There’s some additional complexity to some of the bonds or considerations that you need to make. For example, for the silicon fusion bond, you have to keep the surface incredibly pristine for that to function properly. That can present an integration challenge, depending on what the device is, to make sure that all the steps before the bond leave the surface of the wafer pristine. There are some cases where it’s relatively easy to do because maybe you’re not doing too much processing to that surface. But in cases where you’re making a complicated device and doing a lot of processing to that surface and then you have to achieve the silicon fusion bond, you just have to be careful and ensure that you have enough surface area for that bond to perform well.
TC: Brian mentioned a good point. It depends on when you are performing the bond. When the wafer has gone through lithography steps, metal deposition, and any processes, that surface is not going to be pristine. It’s going to be hard to keep it clean.
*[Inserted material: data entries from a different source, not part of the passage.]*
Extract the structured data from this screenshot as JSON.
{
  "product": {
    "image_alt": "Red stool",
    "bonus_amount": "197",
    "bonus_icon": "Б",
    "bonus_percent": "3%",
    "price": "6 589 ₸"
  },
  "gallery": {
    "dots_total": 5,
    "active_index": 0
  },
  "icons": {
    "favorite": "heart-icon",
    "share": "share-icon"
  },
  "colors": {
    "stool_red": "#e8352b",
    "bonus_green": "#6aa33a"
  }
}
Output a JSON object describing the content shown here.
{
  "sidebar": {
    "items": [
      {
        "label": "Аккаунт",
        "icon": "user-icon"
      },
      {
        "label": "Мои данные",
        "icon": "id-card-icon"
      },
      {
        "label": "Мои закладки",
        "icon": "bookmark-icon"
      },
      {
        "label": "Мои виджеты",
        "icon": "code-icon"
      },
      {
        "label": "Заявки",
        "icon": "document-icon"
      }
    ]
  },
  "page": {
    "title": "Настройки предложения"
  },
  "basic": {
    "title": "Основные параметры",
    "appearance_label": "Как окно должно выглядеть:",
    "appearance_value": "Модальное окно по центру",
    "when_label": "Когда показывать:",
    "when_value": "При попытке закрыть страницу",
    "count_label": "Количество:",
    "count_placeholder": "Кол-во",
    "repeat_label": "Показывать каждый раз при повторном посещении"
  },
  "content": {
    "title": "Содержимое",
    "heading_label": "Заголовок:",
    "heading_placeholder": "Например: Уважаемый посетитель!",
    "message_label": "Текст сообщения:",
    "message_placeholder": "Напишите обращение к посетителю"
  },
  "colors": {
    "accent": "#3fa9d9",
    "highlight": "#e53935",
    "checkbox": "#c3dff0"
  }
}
ES: I think it’s important for people to understand that every situation brings a different set of constraints. Sometimes you’ve got a thermal budget that you have to stay within because there’s some structure on the device that can’t go above a certain temperature. Sometimes you’re making a temporary bond and you need to be able to remove it easily during subsequent processing. Sometimes you are super concerned about the die size and therefore the cost of the device and so you can’t afford a thick bond line. And sometimes you might be concerned about how fragile the device is so you can’t apply a lot of pressure. You have to weigh all of these different constraints on the design considerations to choose what’s the best bond for a particular situation.
What does Atomica bring to the table regarding wafer bonding?
BM: I think Eric’s comment is a great segue – we’ve seen all these different bonds and we’ve seen what works in various situations. We can help walk the customer to not just the best approach for their application but also the lowest cost option for their device.
ES: I would say that maybe half of our programs, maybe more, require some type of bond, either a final bond or a temporary bond during fabrication. Any time you’re making sensors or photonics or bio chips, you’re going to need this expertise to make your final product. What are other people thinking in terms of the percent of our programs?
Stuart Hutchinson: Yes, I’d say at least half if you’re going to include temporary bonding as well. Wouldn’t you say so, Brian?
BM: Yeah, definitely.We also have some proprietary approaches that aren’t available anywhere else that allow for some unique benefits. Our proprietary bonds are patented; they are not available anywhere else and provide a unique solution.
ES: CMOS foundries, which are making transistors in very high volumes, don’t usually need to do bonding; it’s generally not a core competency for them. Similarly, these bonds often require materials that are not CMOS compatible. That limits the number of facilities where you would customarily make these types of bonds.
Another factor: what size wafers are you dealing with. It’s one thing to bond wafers at six-inch – we’ve been doing that for 20 years – but being able to do it at eight-inch. This introduces another level of complexity because you have much larger surface areas and you’ve got to have more uniformity across the wafer. There aren’t that many places in the world that have the expertise, the bonders, the chemical-mechanical polishing (CMP), electroplating, and all the other tools necessary to create good bonds on eight-inch wafers in a production foundry environment.
Do you have any projects with particular challenges that you would like to mention?
ES: Yeah. Brian, you could talk a little bit about Program X which introduces the need for topography, through silicon vias that can connect to the device, and a high hermeticity requirement. That’s a challenging set of constraints plus a thermal budget, too.
BM: Yeah, a little bit of everything in that case. We had a lot of constraints and also some cost concerns. Fitting all those constraints into place and figuring out how to integrate it into their device in a way that’s cost-effective, space-saving, high reliability, and high yielding is a challenge. We worked through that with the customer, making sure that we’re considering all of their constraints and finding the best solution for them.
Any other comments in closing?
ES: Yeah. The semiconductor industry, in general, is moving to a world that will require more and more of what we call 3D heterogeneous integration. Moore’s law is slowing down. We’re now at the point where the gate on a leading-edge transistors is less than three nanometers in size – that’s only like 10 atoms wide! Can you make them much smaller than that? With this limitations of continued scaling of traditional semiconductor manufacturing, we’re all starting to think… “if we can’t go smaller and smaller, how do we go vertically”? How can we stack devices so we can continue to keep reducing size and take advantage of the economics and the manufacturing advantages of semiconductor wafer processing? So, we’re seeing more and more devices stacked vertically.
We do a lot of work on CMOS wafers where post-process the wafer to and either add some additional functionality or bond something on top of it. We believe the industry is going to need more and more bonding to create these 3D structures that afford smaller devices, more functionality, a smaller footprint, better economics, and all of the things that you expect out of the electronics industry.